2/ “Venezuela’yı düşünürken” (Ergin Yıldızoğlu, Cumhuriyet, 31 Ocak 2019)

3/ “Venezuela’da heyulaya dönüşen hayalet” (Süreyya Su, t24, 03 Şubat 2019)

Durumu kısaca değerlendirmek ve devrimci duruş açısından şunları söyleyebiliyorum:

  1. Elbette Trump ve çıkarlarını temsil ettiği petrol ve silah tekellerinin ülkeye her türlü müdahelesine karşıyız. ABD’nin Venezuela politikasına karşıyız.

  2. Yüklendiği işin altından kalkabilecek çapta olup olmamasından, daralan sosyal tabanından, politik hatalarından, kapitalist ilişkinin kendisini sorgulamamasından, Recep’le aşırı fingirdeşmesinden bağımsız olarak Maduro’yu destekliyoruz. Ayrıca nerede, ne yanlış yaptığı, ‘ne yapsa daha iyi olurdu’yu bugün tartışmanın yanlış olduğunu düşünüyoruz.

  3. Türkiye’nin ilerici güçleriyle dayanışmak yerine Recep’le fingirdeşmeyi seçmesi bizim onunla dayanışmamızı engellemez. Onunla dayanışmamız onun aleyhimize olan tavrıyla ilgili değildir. Dayanışanın dayanışması dayanışılanın davranışıyla ilgili değildir. Devrimci dayanışma karşılıklı olabilir, olmayabilir. Onun bizimle devrimci dayanışma göstermiyor olması onun bileceği iş, bizim onunla devrimci dayanışma gösteriyor olmamız bizim bileceğimiz iş… Elbette karşılıklı olmasını isterdik.

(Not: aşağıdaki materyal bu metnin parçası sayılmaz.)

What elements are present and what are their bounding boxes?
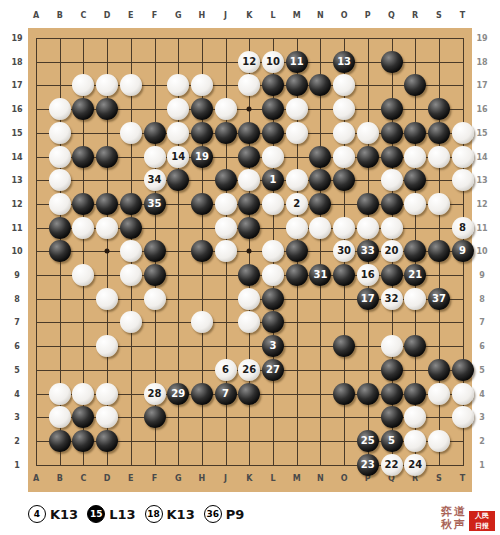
stone-white-R2 — [404, 430, 426, 452]
stone-black-R17 — [404, 74, 426, 96]
stone-white-R14 — [404, 146, 426, 168]
coord-number-right-12: 12 — [476, 199, 487, 208]
stone-white-M11 — [286, 217, 308, 239]
stone-black-D16 — [96, 98, 118, 120]
stone-black-M18: 11 — [286, 51, 308, 73]
stone-white-T3 — [452, 406, 474, 428]
coord-letter-bottom-O: O — [341, 474, 348, 483]
coord-letter-top-E: E — [128, 11, 133, 20]
stone-white-E7 — [120, 311, 142, 333]
coord-number-left-16: 16 — [11, 105, 22, 114]
stone-white-J16 — [215, 98, 237, 120]
coord-number-right-13: 13 — [476, 176, 487, 185]
stone-white-L12 — [262, 193, 284, 215]
stone-white-P15 — [357, 122, 379, 144]
stone-black-R4 — [404, 383, 426, 405]
move-number: 27 — [266, 365, 280, 375]
coord-number-left-9: 9 — [14, 271, 20, 280]
coord-letter-bottom-C: C — [80, 474, 86, 483]
stone-black-T10: 9 — [452, 240, 474, 262]
stone-white-P9: 16 — [357, 264, 379, 286]
move-number: 3 — [270, 341, 277, 351]
star-point-K10 — [247, 249, 252, 254]
coord-number-left-10: 10 — [11, 247, 22, 256]
stone-black-F3 — [144, 406, 166, 428]
coord-number-right-11: 11 — [476, 223, 487, 232]
stone-black-C16 — [72, 98, 94, 120]
coord-number-left-4: 4 — [14, 389, 20, 398]
stone-white-K5: 26 — [238, 359, 260, 381]
stone-white-D11 — [96, 217, 118, 239]
stone-black-D12 — [96, 193, 118, 215]
stone-black-R10 — [404, 240, 426, 262]
stone-white-E17 — [120, 74, 142, 96]
coord-number-left-17: 17 — [11, 81, 22, 90]
coord-number-right-16: 16 — [476, 105, 487, 114]
coord-letter-bottom-L: L — [270, 474, 275, 483]
stone-black-N14 — [309, 146, 331, 168]
coord-letter-bottom-N: N — [317, 474, 324, 483]
move-number: 37 — [432, 294, 446, 304]
stone-black-B10 — [49, 240, 71, 262]
stone-black-L8 — [262, 288, 284, 310]
move-number: 6 — [222, 365, 229, 375]
stone-black-J13 — [215, 169, 237, 191]
stone-white-B13 — [49, 169, 71, 191]
stone-black-N17 — [309, 74, 331, 96]
stone-white-B3 — [49, 406, 71, 428]
move-number: 13 — [337, 57, 351, 67]
stone-black-P2: 25 — [357, 430, 379, 452]
stone-white-B4 — [49, 383, 71, 405]
annotation-point: K13 — [50, 507, 78, 522]
coord-number-left-12: 12 — [11, 199, 22, 208]
coord-letter-top-N: N — [317, 11, 324, 20]
stone-white-B12 — [49, 193, 71, 215]
watermark: 弈道秋声 人民日报 — [440, 505, 495, 531]
stone-white-K8 — [238, 288, 260, 310]
annotation-move-circle: 36 — [204, 505, 222, 523]
move-number: 11 — [290, 57, 304, 67]
stone-black-P8: 17 — [357, 288, 379, 310]
stone-black-K11 — [238, 217, 260, 239]
stone-black-F12: 35 — [144, 193, 166, 215]
coord-letter-bottom-J: J — [224, 474, 227, 483]
move-number: 31 — [313, 270, 327, 280]
stone-black-S15 — [428, 122, 450, 144]
coord-letter-top-D: D — [104, 11, 111, 20]
coord-number-right-1: 1 — [479, 460, 485, 469]
coord-letter-top-K: K — [246, 11, 252, 20]
stone-white-C17 — [72, 74, 94, 96]
stone-white-D4 — [96, 383, 118, 405]
watermark-char: 道 — [453, 505, 466, 518]
coord-number-left-15: 15 — [11, 128, 22, 137]
stone-black-Q16 — [381, 98, 403, 120]
stone-black-Q12 — [381, 193, 403, 215]
coord-number-left-14: 14 — [11, 152, 22, 161]
move-number: 19 — [195, 152, 209, 162]
stone-black-H12 — [191, 193, 213, 215]
stone-black-P1: 23 — [357, 454, 379, 476]
coord-letter-top-O: O — [341, 11, 348, 20]
annotation-point: K13 — [167, 507, 195, 522]
stone-black-O13 — [333, 169, 355, 191]
coord-number-right-3: 3 — [479, 413, 485, 422]
star-point-D10 — [105, 249, 110, 254]
stone-black-L5: 27 — [262, 359, 284, 381]
stone-white-J10 — [215, 240, 237, 262]
stone-black-K9 — [238, 264, 260, 286]
stone-white-Q8: 32 — [381, 288, 403, 310]
coord-number-right-2: 2 — [479, 436, 485, 445]
stone-white-O16 — [333, 98, 355, 120]
stone-white-R8 — [404, 288, 426, 310]
move-number: 34 — [148, 175, 162, 185]
stone-black-H15 — [191, 122, 213, 144]
annotation-move-circle: 18 — [145, 505, 163, 523]
stone-white-C4 — [72, 383, 94, 405]
coord-letter-bottom-F: F — [152, 474, 157, 483]
stone-white-M16 — [286, 98, 308, 120]
stone-white-J11 — [215, 217, 237, 239]
stone-white-K7 — [238, 311, 260, 333]
coord-number-left-2: 2 — [14, 436, 20, 445]
stone-black-B11 — [49, 217, 71, 239]
stone-white-G16 — [167, 98, 189, 120]
stone-black-L6: 3 — [262, 335, 284, 357]
grid-line-v — [320, 38, 321, 466]
move-number: 21 — [408, 270, 422, 280]
coord-letter-bottom-M: M — [293, 474, 301, 483]
stone-white-O17 — [333, 74, 355, 96]
stone-white-L9 — [262, 264, 284, 286]
stone-black-F15 — [144, 122, 166, 144]
stone-white-B14 — [49, 146, 71, 168]
stone-black-M17 — [286, 74, 308, 96]
stone-black-K12 — [238, 193, 260, 215]
move-number: 8 — [459, 223, 466, 233]
coord-number-left-5: 5 — [14, 365, 20, 374]
move-number: 2 — [293, 199, 300, 209]
move-number: 32 — [385, 294, 399, 304]
stone-white-C11 — [72, 217, 94, 239]
coord-number-left-6: 6 — [14, 342, 20, 351]
stone-white-Q1: 22 — [381, 454, 403, 476]
move-number: 17 — [361, 294, 375, 304]
coord-number-right-9: 9 — [479, 271, 485, 280]
move-number: 20 — [385, 246, 399, 256]
stone-black-F9 — [144, 264, 166, 286]
stone-black-M9 — [286, 264, 308, 286]
stone-white-O15 — [333, 122, 355, 144]
stone-white-F13: 34 — [144, 169, 166, 191]
coord-letter-bottom-E: E — [128, 474, 133, 483]
stone-white-K13 — [238, 169, 260, 191]
stone-black-P10: 33 — [357, 240, 379, 262]
stone-white-T15 — [452, 122, 474, 144]
stone-black-R13 — [404, 169, 426, 191]
stone-white-D8 — [96, 288, 118, 310]
stone-white-E15 — [120, 122, 142, 144]
coord-number-left-7: 7 — [14, 318, 20, 327]
stone-black-J4: 7 — [215, 383, 237, 405]
stone-black-H4 — [191, 383, 213, 405]
stone-black-O6 — [333, 335, 355, 357]
stone-white-T11: 8 — [452, 217, 474, 239]
stone-white-J12 — [215, 193, 237, 215]
stone-white-R12 — [404, 193, 426, 215]
coord-number-right-15: 15 — [476, 128, 487, 137]
stone-white-O10: 30 — [333, 240, 355, 262]
coord-number-left-3: 3 — [14, 413, 20, 422]
stone-black-T5 — [452, 359, 474, 381]
coord-number-left-18: 18 — [11, 57, 22, 66]
stone-white-E9 — [120, 264, 142, 286]
coord-number-right-14: 14 — [476, 152, 487, 161]
coord-letter-top-C: C — [80, 11, 86, 20]
stone-black-H14: 19 — [191, 146, 213, 168]
coord-letter-top-L: L — [270, 11, 275, 20]
stone-black-K14 — [238, 146, 260, 168]
stone-black-M10 — [286, 240, 308, 262]
move-number: 25 — [361, 436, 375, 446]
stone-black-B2 — [49, 430, 71, 452]
stone-white-F14 — [144, 146, 166, 168]
watermark-badge-line: 日报 — [475, 522, 489, 531]
watermark-char: 秋 — [440, 518, 453, 531]
stone-black-Q5 — [381, 359, 403, 381]
stone-white-D17 — [96, 74, 118, 96]
stone-white-B15 — [49, 122, 71, 144]
watermark-text: 弈道秋声 — [440, 505, 466, 531]
stone-white-S14 — [428, 146, 450, 168]
stone-black-C3 — [72, 406, 94, 428]
move-number: 26 — [242, 365, 256, 375]
stone-white-Q6 — [381, 335, 403, 357]
stone-white-Q10: 20 — [381, 240, 403, 262]
coord-letter-bottom-A: A — [33, 474, 39, 483]
move-number: 7 — [222, 389, 229, 399]
stone-white-S12 — [428, 193, 450, 215]
coord-letter-top-M: M — [293, 11, 301, 20]
stone-black-O4 — [333, 383, 355, 405]
stone-black-P12 — [357, 193, 379, 215]
stone-white-N11 — [309, 217, 331, 239]
coord-letter-bottom-G: G — [175, 474, 182, 483]
stone-white-L14 — [262, 146, 284, 168]
coord-number-right-18: 18 — [476, 57, 487, 66]
stone-white-T14 — [452, 146, 474, 168]
move-number: 33 — [361, 246, 375, 256]
stone-white-G14: 14 — [167, 146, 189, 168]
stone-white-K17 — [238, 74, 260, 96]
coord-letter-top-S: S — [436, 11, 442, 20]
coord-letter-top-Q: Q — [388, 11, 395, 20]
stone-black-H10 — [191, 240, 213, 262]
stone-black-F10 — [144, 240, 166, 262]
coord-number-left-19: 19 — [11, 34, 22, 43]
watermark-char: 弈 — [440, 505, 453, 518]
stone-white-F8 — [144, 288, 166, 310]
stone-white-S4 — [428, 383, 450, 405]
stone-white-B16 — [49, 98, 71, 120]
move-number: 16 — [361, 270, 375, 280]
stone-white-O11 — [333, 217, 355, 239]
move-number: 22 — [385, 460, 399, 470]
stone-white-F4: 28 — [144, 383, 166, 405]
annotation-item-move-15: 15L13 — [87, 505, 135, 523]
coord-letter-top-B: B — [57, 11, 63, 20]
coord-number-left-8: 8 — [14, 294, 20, 303]
star-point-K16 — [247, 107, 252, 112]
stone-black-E11 — [120, 217, 142, 239]
stone-black-S16 — [428, 98, 450, 120]
stone-black-N12 — [309, 193, 331, 215]
coord-number-left-13: 13 — [11, 176, 22, 185]
stone-black-G4: 29 — [167, 383, 189, 405]
stone-black-Q3 — [381, 406, 403, 428]
stone-black-Q14 — [381, 146, 403, 168]
stone-black-D14 — [96, 146, 118, 168]
stone-white-E10 — [120, 240, 142, 262]
stone-white-H7 — [191, 311, 213, 333]
move-number: 24 — [408, 460, 422, 470]
annotation-point: P9 — [226, 507, 245, 522]
coord-letter-bottom-K: K — [246, 474, 252, 483]
move-number: 5 — [388, 436, 395, 446]
move-number: 29 — [171, 389, 185, 399]
stone-black-L16 — [262, 98, 284, 120]
coord-letter-top-G: G — [175, 11, 182, 20]
coord-letter-top-A: A — [33, 11, 39, 20]
stone-black-Q18 — [381, 51, 403, 73]
stone-black-H16 — [191, 98, 213, 120]
watermark-badge-line: 人民 — [475, 512, 489, 521]
stone-black-C14 — [72, 146, 94, 168]
stone-white-M12: 2 — [286, 193, 308, 215]
stone-black-L17 — [262, 74, 284, 96]
stone-black-N13 — [309, 169, 331, 191]
stone-black-Q4 — [381, 383, 403, 405]
watermark-char: 声 — [453, 518, 466, 531]
stone-black-S10 — [428, 240, 450, 262]
stone-white-T13 — [452, 169, 474, 191]
coord-letter-top-R: R — [412, 11, 418, 20]
coord-number-right-6: 6 — [479, 342, 485, 351]
coord-number-right-19: 19 — [476, 34, 487, 43]
coord-number-right-10: 10 — [476, 247, 487, 256]
stone-white-M13 — [286, 169, 308, 191]
annotation-item-move-18: 18K13 — [145, 505, 195, 523]
stone-black-C12 — [72, 193, 94, 215]
stone-black-R6 — [404, 335, 426, 357]
stone-white-L10 — [262, 240, 284, 262]
stone-black-O18: 13 — [333, 51, 355, 73]
stone-black-C2 — [72, 430, 94, 452]
stone-black-L7 — [262, 311, 284, 333]
stone-black-D2 — [96, 430, 118, 452]
stone-white-R3 — [404, 406, 426, 428]
stone-black-R15 — [404, 122, 426, 144]
stone-white-J5: 6 — [215, 359, 237, 381]
move-number: 12 — [242, 57, 256, 67]
stone-black-J15 — [215, 122, 237, 144]
go-diagram: AABBCCDDEEFFGGHHJJKKLLMMNNOOPPQQRRSSTT19… — [0, 0, 500, 535]
coord-letter-top-F: F — [152, 11, 157, 20]
coord-number-right-8: 8 — [479, 294, 485, 303]
stone-white-T4 — [452, 383, 474, 405]
annotation-item-move-4: 4K13 — [28, 505, 78, 523]
stone-white-L18: 10 — [262, 51, 284, 73]
stone-white-S2 — [428, 430, 450, 452]
stone-black-S5 — [428, 359, 450, 381]
stone-black-G13 — [167, 169, 189, 191]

  4. ABD ambargosu karşısında uluslararası kredisini korumak için Maduro’nun Türkiye’ye ve Birleşik Arap Emirlikleri’ne geçen yıl 73 ton altın sattığı kesin gözüküyor. Bu ticarete de “denize düşen yılana sarılır” diyelim.

  5. Öte yandan ABD’nin dünyada gerileyen hegemonyası Ortadoğu’da bölge güçlerine bir politik manevra alanı açıyor. Ama bu alan sadece “mızıkçılık” yapmalarına izin verilen bir alandır, çünkü siyasi varlıklarının devamı dün olduğu gibi bugün de ABD politikasına bağlıdır. Bugün dünyada 4-5 milyar insanın küfürlerine alışık olan ABD için bölgedeki bir müteffikinin “mızıkçılığı” dış politikalarının oluşmasına etki etmez, “mızıkçılık” oyunun kurallarını da değiştirmez. Recep biraz altın karşılığında sadece “mızıkçılık” alanını genişletti, bölgeden çıktı, Latin Amerika “fırsatına” da bulaştı, o kadar… Bu tür mızıkçılığa anti-emperyalist bir demagojinin eşlik etmesi iç propaganda amaçlıdır, bu demagojiye bunun ötesinde bir amaç yüklemek için milliyetçi, sosyal demokrat vb. olmak gerekir.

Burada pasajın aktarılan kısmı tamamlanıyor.